Finance Minister Arlene Foster MLA today told the Assembly, budget agreement was needed to keep delivering public services.
The Minister was speaking in the Assembly on the Supply Resolutions’ debate which is the first stage in the legal process to agree the Budget Bill.
Leading the Assembly debate the Minister said: “Today’s debate is about securing the cash and resources needed to provide key public services for everyone in Northern Ireland. Over £8.3 billion of cash and over £9 billion of resources is needed to deliver health services, education, jobs and other public services as well as the expenditure needed to pay benefits and pensions.
“This Budget Bill is predicated on the Executive’s already agreed 2015-16 Budget which requires all parties to honour commitments made in the Stormont House Agreement. Progressing this Bill ensures that our public services continue to be funded through this financial year.
“We will be able to allocate almost half of our budget to much needed health services. This includes some £3.8 billion of funding directly to our Health and Social Care Trusts and around £700 million on general medical and pharmaceutical services.
“We can deliver for our children and young people, allocating a quarter of our budget to schools, colleges, universities and other education services that will raise standards and help learners fulfil their full potential. We will provide more than £2.1 billion of funding to run our schools; almost £400 million of funding to support our universities and colleges and £266 million in student support.
“This budget will allow us to continue to build on the 9,410 jobs created by Invest NI last year and develop our economy through a focus on export-led growth.”
The Minister warned: “Failure to agree these spending plans would put the delivery of our public services at significant risk.”
Arlene Foster said: “The context to this Budget Bill is far from business as usual. We must deliver on our commitments to implement welfare reform to obtain the budget flexibilities secured as part of the Stormont House Agreement.”
The Minister went on to explain: “The current public expenditure position facing this Assembly has never been more difficult. In its 2015-16 Budget, the Executive has had to impose cuts to most Departmental budgets and with financial pressures mounting across a range of public services this has led to difficult decisions across the board.”
Arlene Foster said: “I would much rather have presided over a ‘give-away’ budget where the Executive had the luxury of deciding what new services to introduce, rather than what services to cut.
“However, we are in an environment of increasingly scarce resources and the immediate public expenditure outlook is not a positive one.
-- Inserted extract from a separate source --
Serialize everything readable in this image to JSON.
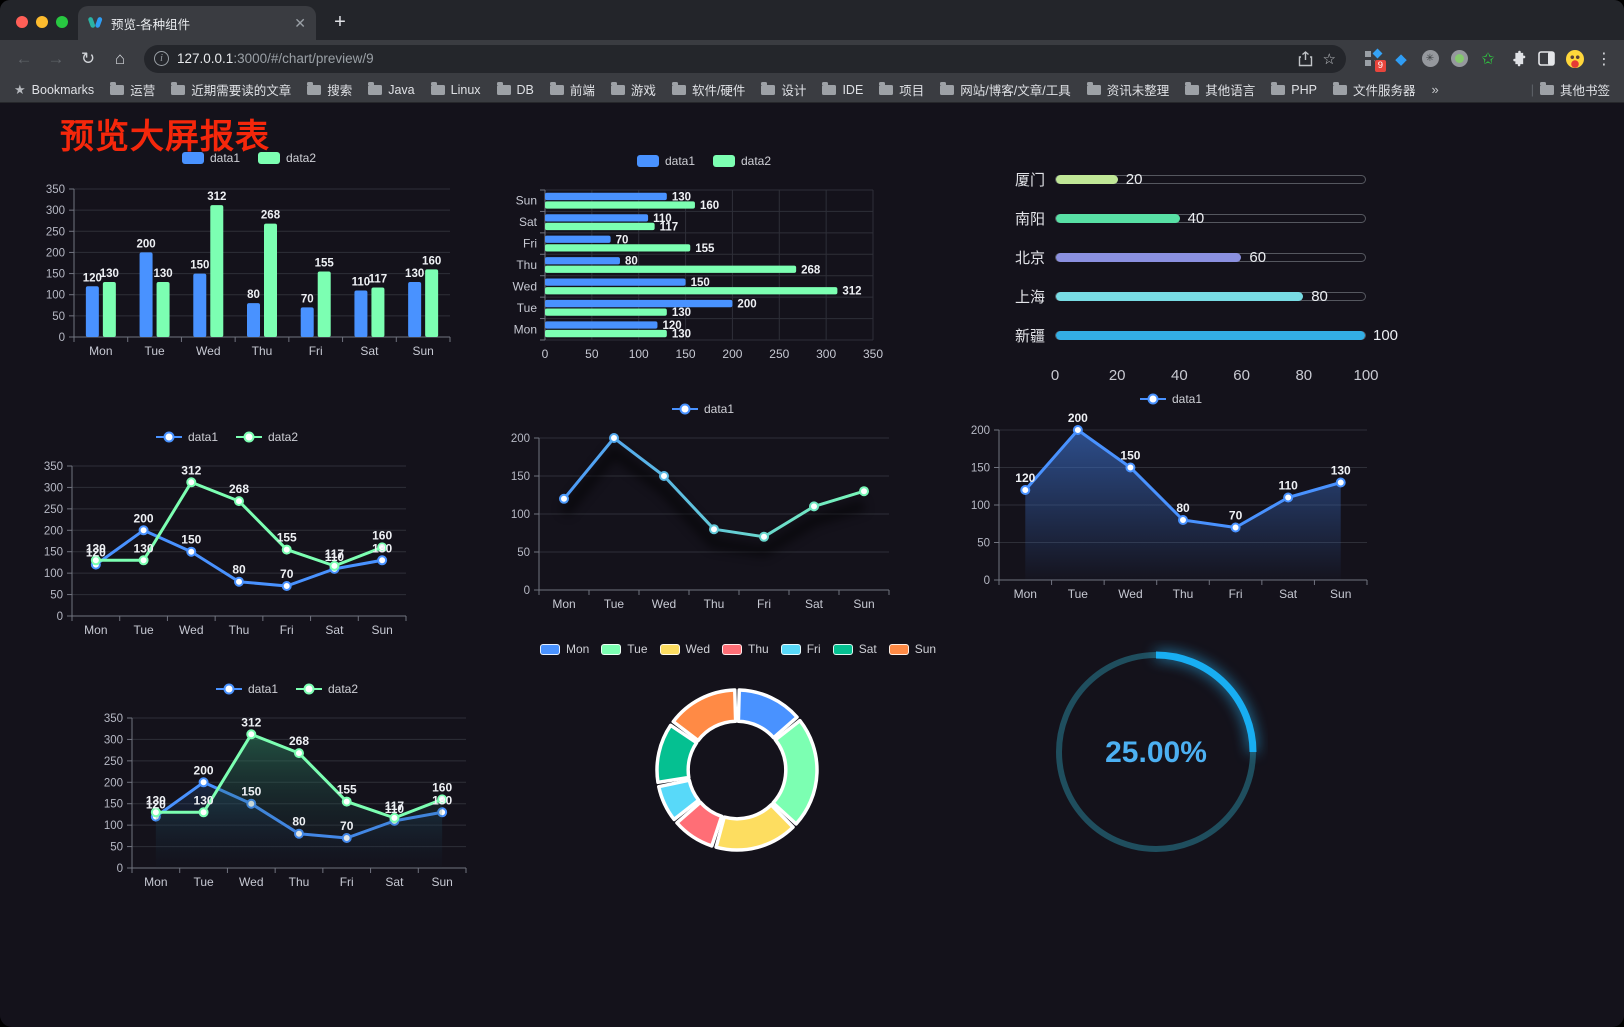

The latest Office for Budget Responsibility projections for the UK as a whole suggests that further resource reductions are to come in the next few years with a 9% reduction in cash terms between now and the 2018-19 financial year. That said, the outlook for capital is much more positive with a projected increase, at a UK level, of 20% in cash terms over the same period.
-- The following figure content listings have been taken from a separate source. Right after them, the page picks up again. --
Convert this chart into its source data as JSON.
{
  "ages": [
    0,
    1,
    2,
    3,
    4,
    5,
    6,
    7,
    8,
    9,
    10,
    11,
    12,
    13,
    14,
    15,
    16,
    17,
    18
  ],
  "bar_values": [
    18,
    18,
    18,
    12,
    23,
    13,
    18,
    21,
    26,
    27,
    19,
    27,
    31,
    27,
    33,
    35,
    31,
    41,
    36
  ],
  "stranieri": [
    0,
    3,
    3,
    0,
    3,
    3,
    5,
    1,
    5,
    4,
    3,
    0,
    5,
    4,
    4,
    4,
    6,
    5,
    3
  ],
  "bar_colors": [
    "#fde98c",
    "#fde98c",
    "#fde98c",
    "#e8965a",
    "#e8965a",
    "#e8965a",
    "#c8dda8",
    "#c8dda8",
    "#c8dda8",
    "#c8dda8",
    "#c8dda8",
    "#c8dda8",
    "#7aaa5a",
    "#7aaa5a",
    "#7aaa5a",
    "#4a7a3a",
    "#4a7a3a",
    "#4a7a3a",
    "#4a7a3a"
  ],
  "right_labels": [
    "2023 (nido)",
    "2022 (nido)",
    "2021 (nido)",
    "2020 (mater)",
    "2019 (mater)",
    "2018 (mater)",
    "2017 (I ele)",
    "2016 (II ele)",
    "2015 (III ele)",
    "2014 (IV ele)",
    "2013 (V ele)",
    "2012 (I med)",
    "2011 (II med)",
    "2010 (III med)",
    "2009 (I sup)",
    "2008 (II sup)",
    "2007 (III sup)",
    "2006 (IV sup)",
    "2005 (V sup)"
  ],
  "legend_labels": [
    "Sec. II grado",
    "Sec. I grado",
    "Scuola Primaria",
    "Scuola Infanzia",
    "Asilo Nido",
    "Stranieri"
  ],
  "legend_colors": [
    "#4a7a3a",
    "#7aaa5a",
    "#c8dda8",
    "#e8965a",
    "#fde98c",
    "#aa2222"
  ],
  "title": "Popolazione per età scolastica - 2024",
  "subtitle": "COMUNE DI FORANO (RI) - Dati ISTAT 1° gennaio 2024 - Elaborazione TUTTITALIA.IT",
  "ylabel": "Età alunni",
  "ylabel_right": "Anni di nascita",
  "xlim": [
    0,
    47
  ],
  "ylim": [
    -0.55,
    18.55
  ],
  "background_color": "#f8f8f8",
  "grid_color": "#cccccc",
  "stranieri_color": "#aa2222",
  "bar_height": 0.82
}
“The Chancellor George Osborne announced his plans for a new UK Budget on 8 July and last week he set out immediate budget changes, resulting in £38 million of cuts to the Northern Ireland Block. I anticipate this will be the direction of travel for the UK government’s longer-term budget plans which will be revealed in their spending review in the autumn.”
In conclusion the Minister said: “While I’m determined to deliver the best deal for everyone in Northern Ireland and oppose cuts at every opportunity it is naive to think we can avoid a reduced budget. We must face up to the fact there is less money, a fact which many other governments across the globe have already faced up to.”